Chinese physicist (1902–1998)

Chung-Yao Chao (赵忠尧 (Zhào Zhōngyáo); 27 June 1902 – 28 May 1998) was a Chinese theoretical physicist. He studied the scattering of gamma rays in lead by pair production in 1930, without knowing that positrons were involved in the anomalously high scattering cross-section. When the positron was discovered by Carl David Anderson in 1932, confirming the existence of Paul Dirac's "antimatter", it became clear that positrons could explain Chung-Yao Chao's earlier experiments, with the gamma rays being emitted from electron-positron annihilation.

He entered Nanjing Higher Normal School (later renamed National Southeastern University, National Central University and Nanjing University), in 1920 and earned a BS in physics in 1925. Then he earned a PhD degree in physics under supervision of Nobel Prize laureate Robert Andrews Millikan at California Institute of Technology in 1930. Later he went back to China and joined the physics faculty of Tsinghua University in Beijing.
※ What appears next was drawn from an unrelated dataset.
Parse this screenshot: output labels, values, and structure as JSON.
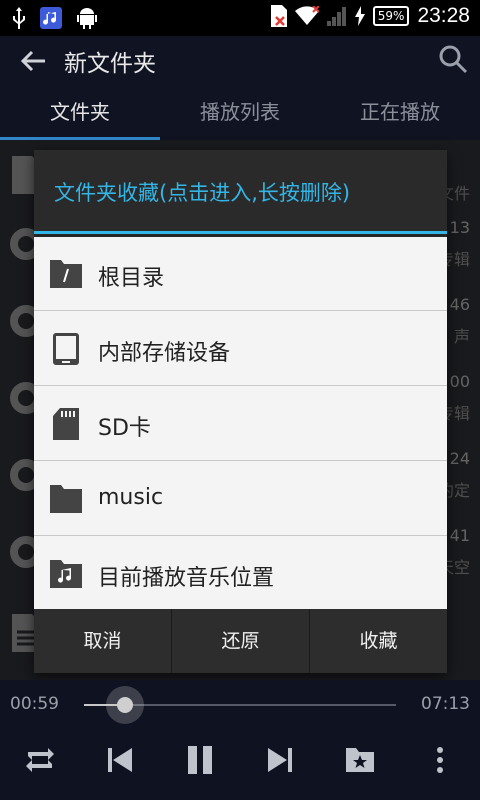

==Nobel Prize controversy==
The 1936 Nobel Prize for Physics went to Carl D. Anderson for the discovery of the positron. While a graduate student at Caltech in 1930, Chao was the first to experimentally identify positrons through electron–positron annihilation, but did not realize what they were. Anderson, Chao's classmate at Caltech, used the same radioactive source, ^{208}Tl, as Chao. (Historically, ^{208}Tl was known as "thorium C double prime" or "ThC", see decay chains.) Fifty years later, Anderson admitted that Chao had inspired his discovery: Chao's research formed the foundation from which much of Anderson's own work developed. Chao died in 1998, without sharing in a Nobel Prize acknowledgment.